JSL Regulations Will Affect All Umbrella Companies

The Illusion of Immunity in the Umbrella Sector
It would be nice, wouldn’t it, to believe that the new Joint and Several Liability (JSL) regulations will only unsettle the shadier corners of the umbrella industry? That compliant umbrellas, operating with their books in order and their ethics intact, can simply carry on as before? Because, of course, that always works out perfectly… not.
The reality is less comforting. JSL regulations, designed to tackle non-compliance and tax avoidance within the umbrella sector, threaten to upend the entire landscape—no matter how sterling your reputation or how many badges you pin to your website.
The Reach of JSL: No Company Left Untouched
The premise behind JSL is simple: agencies, umbrellas, and end clients may all be held jointly and severally liable for unpaid taxes if non-compliance is found anywhere in the supply chain. What does this mean in practice? That every single umbrella company becomes a risk factor, not just the obviously dodgy ones.
Let’s dispense with the idea that compliant umbrellas will float serenely above the regulatory storm. The new rules create an environment where guilt, or at least suspicion, is shared. Agencies and end clients will be forced to assume the worst—because now, they bear the consequences if they don’t.
Agencies and End Clients: The New Gatekeepers
The JSL regime doesn’t simply encourage caution; it demands it. Agencies and end clients, suddenly exposed to crippling liabilities, are expected to:
Implement rigorous due diligence on every umbrella partner
Regularly audit payroll and compliance processes
Demand detailed assurances and documentation
Potentially avoid the umbrella sector altogether if the risks outweigh the benefits
The days of casual partnerships are over. Expect layers of bureaucracy, repeated requests for evidence, and, inevitably, slower onboarding and payment cycles—regardless of your previous record.
Accreditations: Losing Their Lustre
Previously, agencies and clients leaned heavily on accreditations as a shortcut to trust. But with Professional Passport openly stating that their stamp does not guarantee protection against non-compliant umbrellas, that comfort blanket is threadbare at best.
In other words, your gold standard badge is now little more than window dressing. Agencies cannot rely on it, and neither can you. The implication is clear: accreditations may soon be seen as little more than marketing—hardly the shield they once appeared to be.

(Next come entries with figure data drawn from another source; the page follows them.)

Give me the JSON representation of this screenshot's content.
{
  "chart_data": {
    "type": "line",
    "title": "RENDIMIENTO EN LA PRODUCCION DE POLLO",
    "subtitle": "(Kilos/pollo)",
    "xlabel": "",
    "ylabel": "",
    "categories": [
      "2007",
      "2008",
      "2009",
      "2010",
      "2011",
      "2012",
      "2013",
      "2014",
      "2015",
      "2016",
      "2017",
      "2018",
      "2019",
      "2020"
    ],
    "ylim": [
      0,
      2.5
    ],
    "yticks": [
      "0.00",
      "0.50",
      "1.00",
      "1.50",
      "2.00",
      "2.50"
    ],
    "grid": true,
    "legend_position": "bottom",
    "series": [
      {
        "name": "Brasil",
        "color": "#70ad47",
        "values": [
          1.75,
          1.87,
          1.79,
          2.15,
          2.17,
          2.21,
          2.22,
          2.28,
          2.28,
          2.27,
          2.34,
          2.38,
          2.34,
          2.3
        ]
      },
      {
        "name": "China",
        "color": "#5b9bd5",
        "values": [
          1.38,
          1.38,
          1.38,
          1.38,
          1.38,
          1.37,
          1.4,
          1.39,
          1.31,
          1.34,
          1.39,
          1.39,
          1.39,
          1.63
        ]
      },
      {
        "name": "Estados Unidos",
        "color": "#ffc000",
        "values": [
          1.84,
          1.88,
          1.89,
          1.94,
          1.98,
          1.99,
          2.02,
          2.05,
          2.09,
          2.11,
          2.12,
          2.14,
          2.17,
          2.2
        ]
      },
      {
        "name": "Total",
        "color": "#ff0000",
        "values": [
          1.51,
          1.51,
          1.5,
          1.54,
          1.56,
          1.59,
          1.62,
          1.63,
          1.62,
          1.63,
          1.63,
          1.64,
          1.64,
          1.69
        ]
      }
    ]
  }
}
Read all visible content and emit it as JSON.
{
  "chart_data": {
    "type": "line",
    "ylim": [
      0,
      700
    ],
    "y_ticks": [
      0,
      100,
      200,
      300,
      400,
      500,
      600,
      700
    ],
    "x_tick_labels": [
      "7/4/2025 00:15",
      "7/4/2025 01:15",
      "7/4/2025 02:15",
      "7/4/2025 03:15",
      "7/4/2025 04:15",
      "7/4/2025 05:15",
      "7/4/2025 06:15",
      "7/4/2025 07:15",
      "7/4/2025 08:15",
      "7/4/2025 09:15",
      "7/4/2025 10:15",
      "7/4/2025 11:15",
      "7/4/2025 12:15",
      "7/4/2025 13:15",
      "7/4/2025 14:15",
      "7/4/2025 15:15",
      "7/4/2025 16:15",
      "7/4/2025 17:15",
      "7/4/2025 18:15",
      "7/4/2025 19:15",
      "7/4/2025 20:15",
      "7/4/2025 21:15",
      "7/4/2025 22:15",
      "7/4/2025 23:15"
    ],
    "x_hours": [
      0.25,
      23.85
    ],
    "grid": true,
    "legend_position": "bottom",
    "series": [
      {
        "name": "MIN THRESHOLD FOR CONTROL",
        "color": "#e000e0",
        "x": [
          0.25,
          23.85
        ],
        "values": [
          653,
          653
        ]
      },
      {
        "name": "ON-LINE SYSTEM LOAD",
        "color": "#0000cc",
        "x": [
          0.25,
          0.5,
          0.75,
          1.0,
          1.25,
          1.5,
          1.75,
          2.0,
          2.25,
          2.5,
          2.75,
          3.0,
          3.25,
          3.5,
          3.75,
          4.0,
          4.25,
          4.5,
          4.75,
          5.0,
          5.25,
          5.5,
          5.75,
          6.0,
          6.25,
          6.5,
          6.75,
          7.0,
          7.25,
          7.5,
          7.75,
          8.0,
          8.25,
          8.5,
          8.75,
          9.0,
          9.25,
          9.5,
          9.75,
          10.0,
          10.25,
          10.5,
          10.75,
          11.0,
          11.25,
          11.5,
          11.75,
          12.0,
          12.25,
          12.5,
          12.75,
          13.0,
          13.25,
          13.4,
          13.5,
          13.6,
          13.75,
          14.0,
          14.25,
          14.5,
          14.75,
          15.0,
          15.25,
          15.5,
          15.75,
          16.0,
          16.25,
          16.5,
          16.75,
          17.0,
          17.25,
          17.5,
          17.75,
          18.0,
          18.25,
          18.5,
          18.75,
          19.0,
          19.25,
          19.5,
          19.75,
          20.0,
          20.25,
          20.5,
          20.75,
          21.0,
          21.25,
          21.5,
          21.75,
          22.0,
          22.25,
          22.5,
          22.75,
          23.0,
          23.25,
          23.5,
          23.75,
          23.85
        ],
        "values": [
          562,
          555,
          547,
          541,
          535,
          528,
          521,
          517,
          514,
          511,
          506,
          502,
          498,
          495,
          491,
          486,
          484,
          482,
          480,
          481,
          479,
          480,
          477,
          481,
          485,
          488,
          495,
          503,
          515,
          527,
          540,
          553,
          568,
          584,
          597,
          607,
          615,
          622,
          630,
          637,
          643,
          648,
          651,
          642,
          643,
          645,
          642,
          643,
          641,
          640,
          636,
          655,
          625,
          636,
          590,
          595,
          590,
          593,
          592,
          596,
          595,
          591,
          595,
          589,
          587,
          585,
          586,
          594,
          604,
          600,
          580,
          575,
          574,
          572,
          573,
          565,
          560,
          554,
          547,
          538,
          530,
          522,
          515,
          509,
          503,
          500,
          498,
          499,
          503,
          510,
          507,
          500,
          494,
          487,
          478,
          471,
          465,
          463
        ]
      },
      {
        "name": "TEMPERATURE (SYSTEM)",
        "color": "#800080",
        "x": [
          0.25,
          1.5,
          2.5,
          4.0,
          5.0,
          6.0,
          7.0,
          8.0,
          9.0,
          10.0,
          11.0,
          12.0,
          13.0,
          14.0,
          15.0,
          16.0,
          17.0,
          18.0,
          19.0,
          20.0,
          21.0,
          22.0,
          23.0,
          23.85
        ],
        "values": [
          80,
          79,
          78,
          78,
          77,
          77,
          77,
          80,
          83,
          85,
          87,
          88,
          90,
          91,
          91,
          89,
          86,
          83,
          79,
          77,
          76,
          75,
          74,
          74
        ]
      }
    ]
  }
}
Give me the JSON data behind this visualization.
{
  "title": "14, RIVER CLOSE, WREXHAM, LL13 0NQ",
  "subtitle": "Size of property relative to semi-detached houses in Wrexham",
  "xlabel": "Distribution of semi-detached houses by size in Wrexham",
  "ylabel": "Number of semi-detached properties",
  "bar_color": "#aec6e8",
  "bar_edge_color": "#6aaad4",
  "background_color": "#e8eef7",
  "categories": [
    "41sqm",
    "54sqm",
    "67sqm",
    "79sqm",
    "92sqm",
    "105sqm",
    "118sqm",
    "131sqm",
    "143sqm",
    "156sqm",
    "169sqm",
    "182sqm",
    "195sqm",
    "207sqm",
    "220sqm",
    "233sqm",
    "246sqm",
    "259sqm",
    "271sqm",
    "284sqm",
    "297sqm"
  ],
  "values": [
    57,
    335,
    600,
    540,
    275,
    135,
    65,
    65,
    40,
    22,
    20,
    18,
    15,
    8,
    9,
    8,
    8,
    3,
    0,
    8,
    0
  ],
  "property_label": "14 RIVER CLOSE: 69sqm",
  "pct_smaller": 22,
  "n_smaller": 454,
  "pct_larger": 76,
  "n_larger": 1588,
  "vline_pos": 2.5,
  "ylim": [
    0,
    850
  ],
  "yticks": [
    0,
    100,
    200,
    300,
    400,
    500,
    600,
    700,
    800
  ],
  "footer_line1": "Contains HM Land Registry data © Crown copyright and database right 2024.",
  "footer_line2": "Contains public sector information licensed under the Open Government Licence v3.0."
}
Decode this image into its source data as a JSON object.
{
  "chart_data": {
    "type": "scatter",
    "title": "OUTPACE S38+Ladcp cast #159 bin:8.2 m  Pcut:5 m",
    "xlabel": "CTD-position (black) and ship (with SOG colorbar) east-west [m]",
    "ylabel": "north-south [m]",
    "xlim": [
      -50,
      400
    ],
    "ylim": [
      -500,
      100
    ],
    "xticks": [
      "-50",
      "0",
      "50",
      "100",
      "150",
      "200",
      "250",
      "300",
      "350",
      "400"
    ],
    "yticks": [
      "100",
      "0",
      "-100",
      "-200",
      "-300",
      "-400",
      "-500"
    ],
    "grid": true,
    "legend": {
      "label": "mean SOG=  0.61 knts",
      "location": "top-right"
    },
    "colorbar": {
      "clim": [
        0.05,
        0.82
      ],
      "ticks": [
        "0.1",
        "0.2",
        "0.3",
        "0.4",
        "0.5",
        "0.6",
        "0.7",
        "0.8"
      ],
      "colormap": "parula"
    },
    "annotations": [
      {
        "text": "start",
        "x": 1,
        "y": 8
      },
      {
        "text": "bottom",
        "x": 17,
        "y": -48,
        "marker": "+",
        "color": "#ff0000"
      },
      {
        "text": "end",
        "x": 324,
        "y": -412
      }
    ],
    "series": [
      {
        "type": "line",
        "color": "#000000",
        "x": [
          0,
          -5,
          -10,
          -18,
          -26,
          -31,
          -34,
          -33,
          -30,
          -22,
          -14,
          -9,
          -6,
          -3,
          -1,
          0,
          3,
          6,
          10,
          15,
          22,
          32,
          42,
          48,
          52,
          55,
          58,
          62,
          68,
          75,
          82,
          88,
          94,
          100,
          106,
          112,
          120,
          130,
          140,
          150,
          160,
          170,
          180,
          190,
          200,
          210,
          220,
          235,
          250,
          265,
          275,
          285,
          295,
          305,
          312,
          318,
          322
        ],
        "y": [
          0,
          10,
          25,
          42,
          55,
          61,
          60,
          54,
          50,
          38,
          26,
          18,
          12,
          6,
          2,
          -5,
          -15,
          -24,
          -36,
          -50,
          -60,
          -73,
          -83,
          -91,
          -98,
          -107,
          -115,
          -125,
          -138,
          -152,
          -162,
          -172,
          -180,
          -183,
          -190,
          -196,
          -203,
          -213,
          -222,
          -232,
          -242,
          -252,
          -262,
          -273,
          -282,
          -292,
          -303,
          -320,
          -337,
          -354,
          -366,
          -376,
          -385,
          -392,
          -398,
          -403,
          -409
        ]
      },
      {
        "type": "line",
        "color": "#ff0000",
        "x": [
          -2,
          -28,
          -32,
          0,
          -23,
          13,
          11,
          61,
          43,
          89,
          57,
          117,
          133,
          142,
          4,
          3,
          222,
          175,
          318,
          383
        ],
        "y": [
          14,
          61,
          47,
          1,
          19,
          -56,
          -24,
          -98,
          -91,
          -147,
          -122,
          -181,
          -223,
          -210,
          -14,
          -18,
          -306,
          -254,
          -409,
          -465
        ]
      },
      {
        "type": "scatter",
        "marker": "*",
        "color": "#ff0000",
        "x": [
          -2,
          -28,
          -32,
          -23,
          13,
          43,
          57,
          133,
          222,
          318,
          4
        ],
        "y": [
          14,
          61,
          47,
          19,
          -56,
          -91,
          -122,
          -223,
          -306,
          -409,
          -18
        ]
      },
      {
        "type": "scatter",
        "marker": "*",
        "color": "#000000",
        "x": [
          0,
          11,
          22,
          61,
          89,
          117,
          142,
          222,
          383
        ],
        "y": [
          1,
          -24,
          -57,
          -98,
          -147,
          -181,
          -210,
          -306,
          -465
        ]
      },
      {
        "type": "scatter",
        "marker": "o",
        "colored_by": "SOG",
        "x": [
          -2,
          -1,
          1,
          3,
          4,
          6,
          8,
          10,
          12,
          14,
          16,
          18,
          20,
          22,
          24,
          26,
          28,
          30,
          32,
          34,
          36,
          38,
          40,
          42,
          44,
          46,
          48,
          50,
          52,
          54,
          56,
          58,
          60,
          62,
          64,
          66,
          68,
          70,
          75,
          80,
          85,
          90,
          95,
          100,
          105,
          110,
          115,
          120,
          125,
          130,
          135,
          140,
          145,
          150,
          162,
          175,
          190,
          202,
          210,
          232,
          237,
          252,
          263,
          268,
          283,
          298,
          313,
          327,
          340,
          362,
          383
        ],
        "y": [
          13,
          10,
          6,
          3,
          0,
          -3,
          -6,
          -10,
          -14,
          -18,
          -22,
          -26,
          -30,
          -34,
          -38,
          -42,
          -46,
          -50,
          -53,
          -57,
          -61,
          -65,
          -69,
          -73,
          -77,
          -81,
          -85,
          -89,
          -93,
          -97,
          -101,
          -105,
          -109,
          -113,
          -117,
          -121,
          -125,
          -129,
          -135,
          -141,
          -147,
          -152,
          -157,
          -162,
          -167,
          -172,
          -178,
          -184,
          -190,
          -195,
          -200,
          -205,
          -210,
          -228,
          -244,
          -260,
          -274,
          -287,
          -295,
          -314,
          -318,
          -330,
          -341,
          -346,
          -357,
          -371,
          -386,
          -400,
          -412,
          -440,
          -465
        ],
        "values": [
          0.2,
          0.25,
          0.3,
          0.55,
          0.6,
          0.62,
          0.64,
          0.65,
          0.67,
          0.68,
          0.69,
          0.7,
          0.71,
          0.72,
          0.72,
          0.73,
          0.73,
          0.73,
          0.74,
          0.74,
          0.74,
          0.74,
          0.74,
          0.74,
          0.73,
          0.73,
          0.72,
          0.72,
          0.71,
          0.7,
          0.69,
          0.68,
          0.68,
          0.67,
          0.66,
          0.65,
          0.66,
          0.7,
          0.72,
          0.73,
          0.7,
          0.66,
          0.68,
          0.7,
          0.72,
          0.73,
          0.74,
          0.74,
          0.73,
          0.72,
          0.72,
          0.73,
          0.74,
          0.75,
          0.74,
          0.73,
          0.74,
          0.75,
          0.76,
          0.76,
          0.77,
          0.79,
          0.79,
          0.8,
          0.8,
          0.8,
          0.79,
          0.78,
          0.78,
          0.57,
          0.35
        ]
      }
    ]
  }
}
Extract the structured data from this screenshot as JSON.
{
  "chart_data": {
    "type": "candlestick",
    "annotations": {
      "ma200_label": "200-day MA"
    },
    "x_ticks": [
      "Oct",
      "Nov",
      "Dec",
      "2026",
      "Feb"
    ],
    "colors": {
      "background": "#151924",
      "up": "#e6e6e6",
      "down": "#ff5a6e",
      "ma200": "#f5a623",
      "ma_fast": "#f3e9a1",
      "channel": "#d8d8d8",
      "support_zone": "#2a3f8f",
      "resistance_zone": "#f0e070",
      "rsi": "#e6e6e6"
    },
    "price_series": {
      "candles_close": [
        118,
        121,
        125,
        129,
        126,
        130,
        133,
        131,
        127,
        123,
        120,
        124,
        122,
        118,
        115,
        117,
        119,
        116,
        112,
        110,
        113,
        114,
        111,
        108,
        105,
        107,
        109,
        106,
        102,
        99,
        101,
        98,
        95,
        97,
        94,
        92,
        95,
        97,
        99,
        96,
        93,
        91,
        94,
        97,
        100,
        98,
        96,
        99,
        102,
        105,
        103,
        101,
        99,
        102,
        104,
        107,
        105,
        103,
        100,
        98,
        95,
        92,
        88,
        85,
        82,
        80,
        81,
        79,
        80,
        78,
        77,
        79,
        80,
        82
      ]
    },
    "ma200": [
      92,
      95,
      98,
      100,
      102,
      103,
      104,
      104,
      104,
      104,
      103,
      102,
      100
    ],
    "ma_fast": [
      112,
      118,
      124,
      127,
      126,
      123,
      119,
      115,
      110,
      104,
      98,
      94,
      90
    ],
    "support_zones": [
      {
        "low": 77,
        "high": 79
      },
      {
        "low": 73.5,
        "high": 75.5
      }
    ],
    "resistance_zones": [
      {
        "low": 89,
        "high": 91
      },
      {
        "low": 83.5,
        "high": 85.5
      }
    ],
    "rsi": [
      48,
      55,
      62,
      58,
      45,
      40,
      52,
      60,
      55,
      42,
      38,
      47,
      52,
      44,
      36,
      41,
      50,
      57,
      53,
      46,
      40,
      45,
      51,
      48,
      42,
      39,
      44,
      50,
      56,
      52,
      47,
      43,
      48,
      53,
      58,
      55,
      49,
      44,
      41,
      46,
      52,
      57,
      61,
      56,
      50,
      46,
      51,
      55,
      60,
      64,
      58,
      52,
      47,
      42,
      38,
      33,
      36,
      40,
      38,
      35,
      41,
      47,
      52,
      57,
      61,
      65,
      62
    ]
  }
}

The Impossible Task: Identifying Clean Umbrellas
So, what are agencies supposed to do? The guidance is vague. The risk is high. And the traditional markers of compliance—accreditations, previous audits, glowing testimonials—no longer offer genuine reassurance.
Consider the position of an agency director:
“If we can’t trust accreditations or official lists, how are we supposed to know who’s running tax schemes? Do we audit every payslip? Interview every payroll manager? The risk is on us, not the umbrella.”
Consequently, agencies face a Hobson’s choice: either take on the soul-crushing burden of forensic due diligence, or retreat from umbrellas altogether and push workers into PAYE. Either way, umbrellas—compliant or not—will be under unprecedented scrutiny.
A Cautionary Table
| Old Approach | New Reality Under JSL |
|---|---|
| Rely on accreditations | Accreditations lose influence |
| Trust established brands | Assume risk everywhere |
| Minimal due diligence | Intensive, ongoing auditing |
| Focus on price/service | Focus on risk avoidance |
The Next Steps: Prepare for the Unavoidable
It’s time for umbrellas to abandon complacency. The belief that “compliance equals immunity” is a dangerous myth. Every company must:
Reassess all internal processes for transparency
Prepare for far more intrusive agency and client assessments
Communicate proactively about risk mitigation, not just compliance
Expect, and plan for, a period of turbulence as agencies adjust their risk appetite
The Cold Truth
JSL regulations are not a targeted missile. They are a regulatory carpet bomb. No umbrella company, no matter how clean, can afford to relax. In the new world, the only certainty is increased scrutiny—and the end of business as usual.
If you haven’t already started preparing for a world where compliance is assumed to be fiction until proven otherwise, you’re already behind.